The GHRA made the comments in response to remarks by Attorney General, Anil Nandlall regarding the status of the organisation among other issues. “In light of this reality, civic organisations would do well to remember that in electoral reform matters, while the major parties will skirmish about details (such as RoPA amendments) their track record for fundamental reform is abysmally poor. The civic response to this state of affairs should be to invest time and effort in creating a strong civic position around agreed reforms. Meaningful civic engagement with party political sectors as a whole would then be possible,” GHRA said in a statement.
The GHRA recently said that reforming the Guyana Elections Commission (GECOM) and the implementation of single-seat constituencies should be the priorities if government is really serious about amending the Representation of the People Act (RoPA). Two weeks ago government released draft amendments to RoPA, which is laced with draconian penalties for electoral malpractice and also a most controversial proposal to break up Region Four into four sub-districts. Since unveiling the proposals, political parties and civil society grouping have hammered the proposed amendments, calling on the administration to withdraw them.
The GHRA said the proposed consultation to amend the RoPA is calculated to further, rather than reduce, political tensions in Guyana by keeping attention focused on the post-elections fiasco of 2020 and to sustain political polarization.
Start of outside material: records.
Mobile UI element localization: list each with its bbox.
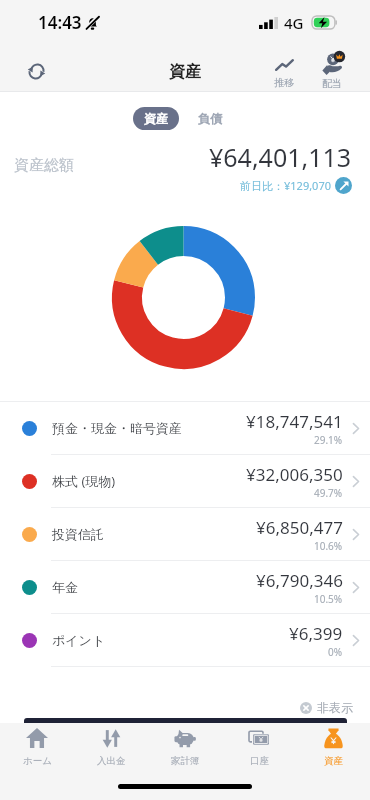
staticText: 年金 (52, 579, 78, 595)
button[interactable]: 資産 (296, 726, 370, 771)
button[interactable]: 投資信託 (0, 508, 370, 560)
button[interactable]: 入出金 (74, 726, 148, 771)
staticText: 資産 (169, 62, 201, 82)
staticText: ¥6,850,477 (256, 516, 343, 539)
staticText: 0% (328, 645, 343, 659)
staticText: 負債 (198, 111, 222, 126)
staticText: 投資信託 (52, 526, 104, 542)
staticText: 口座 (250, 755, 269, 767)
button[interactable]: 口座 (222, 726, 296, 771)
staticText: ポイント (52, 632, 106, 648)
button[interactable]: 負債 (192, 107, 228, 130)
button[interactable]: ホーム (0, 726, 74, 771)
staticText: 14:43 (38, 11, 82, 34)
staticText: 資産 (324, 755, 343, 767)
staticText: 49.7% (314, 486, 343, 500)
button[interactable]: 配当 (311, 52, 353, 90)
button[interactable]: Detail (335, 177, 352, 194)
button[interactable]: 推移 (264, 59, 304, 89)
button[interactable]: 家計簿 (148, 726, 222, 771)
staticText: ¥64,401,113 (209, 140, 352, 174)
staticText: 推移 (274, 76, 294, 89)
button[interactable]: 株式 (現物) (0, 455, 370, 507)
staticText: 預金・現金・暗号資産 (52, 420, 182, 436)
staticText: 株式 (現物) (52, 472, 116, 490)
staticText: ¥6,790,346 (256, 569, 343, 592)
button[interactable]: 年金 (0, 561, 370, 613)
button[interactable]: 非表示 (300, 700, 353, 715)
staticText: ホーム (23, 755, 52, 767)
staticText: 資産 (144, 111, 168, 126)
staticText: 前日比：¥129,070 (240, 178, 331, 193)
button[interactable]: Refresh (20, 55, 52, 87)
staticText: ¥6,399 (289, 622, 343, 645)
button[interactable]: ポイント (0, 614, 370, 666)
staticText: 4G (284, 13, 304, 33)
staticText: 入出金 (97, 755, 126, 767)
staticText: 非表示 (317, 700, 353, 715)
staticText: 10.6% (314, 539, 343, 553)
staticText: ¥32,006,350 (246, 463, 343, 486)
button[interactable]: 資産 (133, 107, 179, 130)
staticText: 資産総額 (14, 156, 74, 175)
staticText: 配当 (322, 77, 342, 90)
staticText: ¥18,747,541 (246, 410, 343, 433)
button[interactable]: 預金・現金・暗号資産 (0, 402, 370, 454)
staticText: 家計簿 (171, 755, 200, 767)
staticText: 10.5% (314, 592, 343, 606)
staticText: 29.1% (314, 433, 343, 447)
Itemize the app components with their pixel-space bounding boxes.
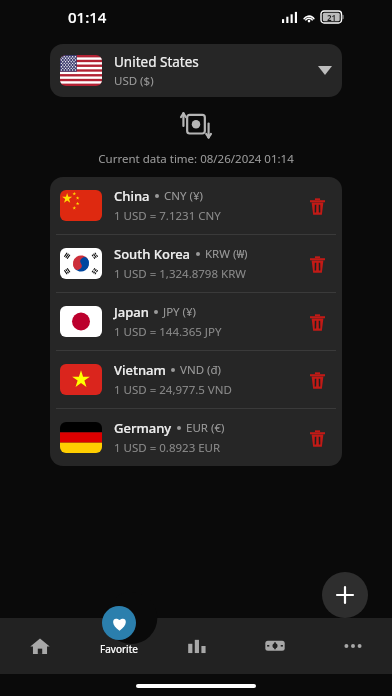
button[interactable]: Delete Germany xyxy=(302,423,332,453)
button[interactable]: Rates xyxy=(236,618,314,674)
button[interactable]: China xyxy=(50,177,342,234)
button[interactable]: Home xyxy=(0,618,79,674)
button[interactable]: Add currency xyxy=(322,572,368,618)
button[interactable]: Germany xyxy=(50,409,342,466)
staticText: 1 USD = 144.365 JPY xyxy=(114,324,222,340)
staticText: KRW (₩) xyxy=(205,246,248,262)
button[interactable]: Delete Japan xyxy=(302,307,332,337)
staticText: 1 USD = 1,324.8798 KRW xyxy=(114,266,246,282)
staticText: VND (đ) xyxy=(180,362,222,378)
button[interactable]: United States xyxy=(50,44,342,97)
other: Expand xyxy=(318,66,332,75)
staticText: Germany xyxy=(114,419,172,437)
staticText: 01:14 xyxy=(68,7,107,27)
staticText: Current data time: 08/26/2024 01:14 xyxy=(0,151,392,167)
button[interactable]: Statistics xyxy=(158,618,236,674)
staticText: Favorite xyxy=(100,642,138,656)
staticText: EUR (€) xyxy=(186,420,225,436)
button[interactable]: South Korea xyxy=(50,235,342,292)
staticText: Vietnam xyxy=(114,361,166,379)
button[interactable]: Delete South Korea xyxy=(302,249,332,279)
staticText: CNY (¥) xyxy=(164,188,203,204)
button[interactable]: Delete China xyxy=(302,191,332,221)
staticText: 1 USD = 7.1231 CNY xyxy=(114,208,221,224)
button[interactable]: More xyxy=(314,618,392,674)
staticText: United States xyxy=(114,53,199,71)
staticText: 1 USD = 0.8923 EUR xyxy=(114,440,221,456)
staticText: JPY (¥) xyxy=(163,304,197,320)
button[interactable]: Favorite xyxy=(100,622,138,670)
staticText: 1 USD = 24,977.5 VND xyxy=(114,382,232,398)
staticText: USD ($) xyxy=(114,73,154,89)
staticText: China xyxy=(114,187,150,205)
staticText: South Korea xyxy=(114,245,191,263)
button[interactable]: Japan xyxy=(50,293,342,350)
button[interactable]: Delete Vietnam xyxy=(302,365,332,395)
staticText: Japan xyxy=(114,303,149,321)
staticText: 21 xyxy=(327,12,337,23)
button[interactable]: Swap currencies xyxy=(179,111,213,141)
button[interactable]: Vietnam xyxy=(50,351,342,408)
To this extent, it constitutes a piece of monumental hypocrisy, the human rights body stated. According to the GHRA, priority action on electoral reform should be implementation of single-seat constituencies and reform of GECOM. “These reforms were unanimously approved both by the Constitutional Reform Commission and in Parliament by the Parliamentary Oversight Committee on Electoral Reform in 2000. However, subsequent efforts over the next decade by civic and religious bodies, the diplomatic community and business sector to implement the reforms were successfully frustrated by the combined resistance of the leadership of the PPP and the PNC,” the GHRA stated.
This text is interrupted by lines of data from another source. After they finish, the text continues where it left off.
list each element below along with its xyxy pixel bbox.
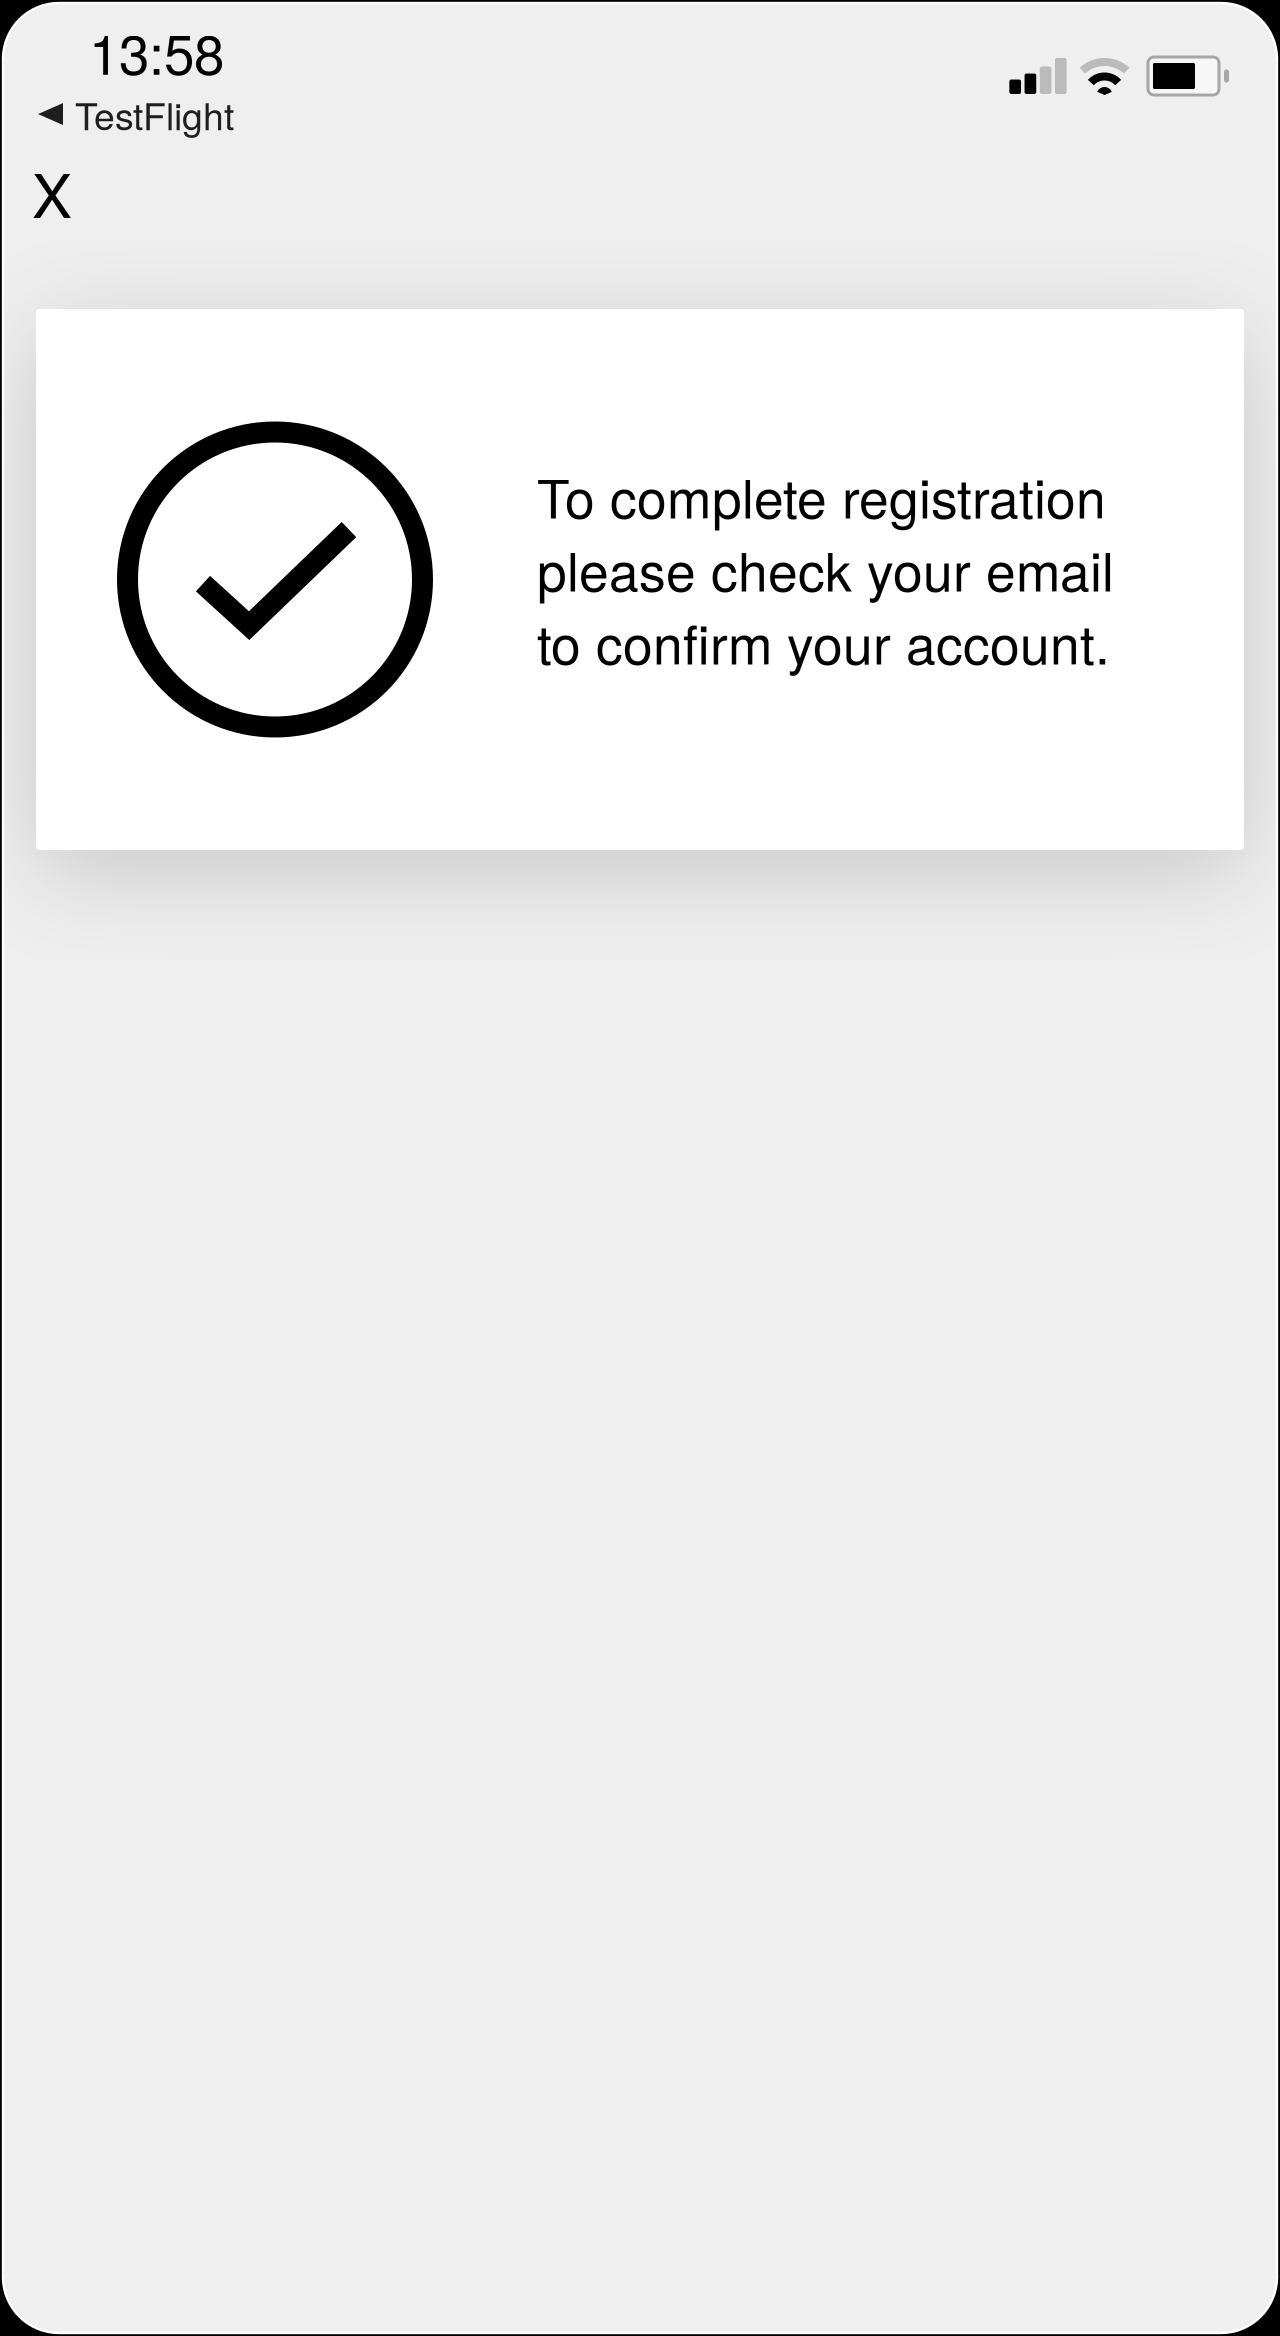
button[interactable]: TestFlight bbox=[32, 84, 240, 144]
staticText: please check your email bbox=[537, 531, 1114, 606]
staticText: X bbox=[32, 150, 72, 234]
staticText: to confirm your account. bbox=[537, 604, 1110, 679]
staticText: TestFlight bbox=[75, 88, 234, 140]
button[interactable]: Close bbox=[14, 154, 90, 230]
staticText: To complete registration bbox=[537, 458, 1106, 533]
staticText: 13:58 bbox=[89, 13, 224, 89]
The human rights body said, revival of the quest to implement those reforms, not the distraction of amending RoPA, should be the current focus of civic action. “Both PPP Governments, between 2000 – 2015 and the APNU+AFC between 2015 – 2020 had ample opportunity to address these reforms but chose not to do so, preferring to monopolise GECOM to keep MPs accountable to the party leader rather than to the people who elected them.
In line with the new orientation, the GHRA is proposing that the consultation should focus on Composition, Structure and Powers of GECOM; and Completion of the approved reforms for expansion of single-seat constituency. The body said ample documentation exists to enable the current generation to understand why our indefensible electoral system has survived. It has nothing to do with RoPA technicalities, but everything to do with a persistent, mutual leadership cover-up to resist real changes.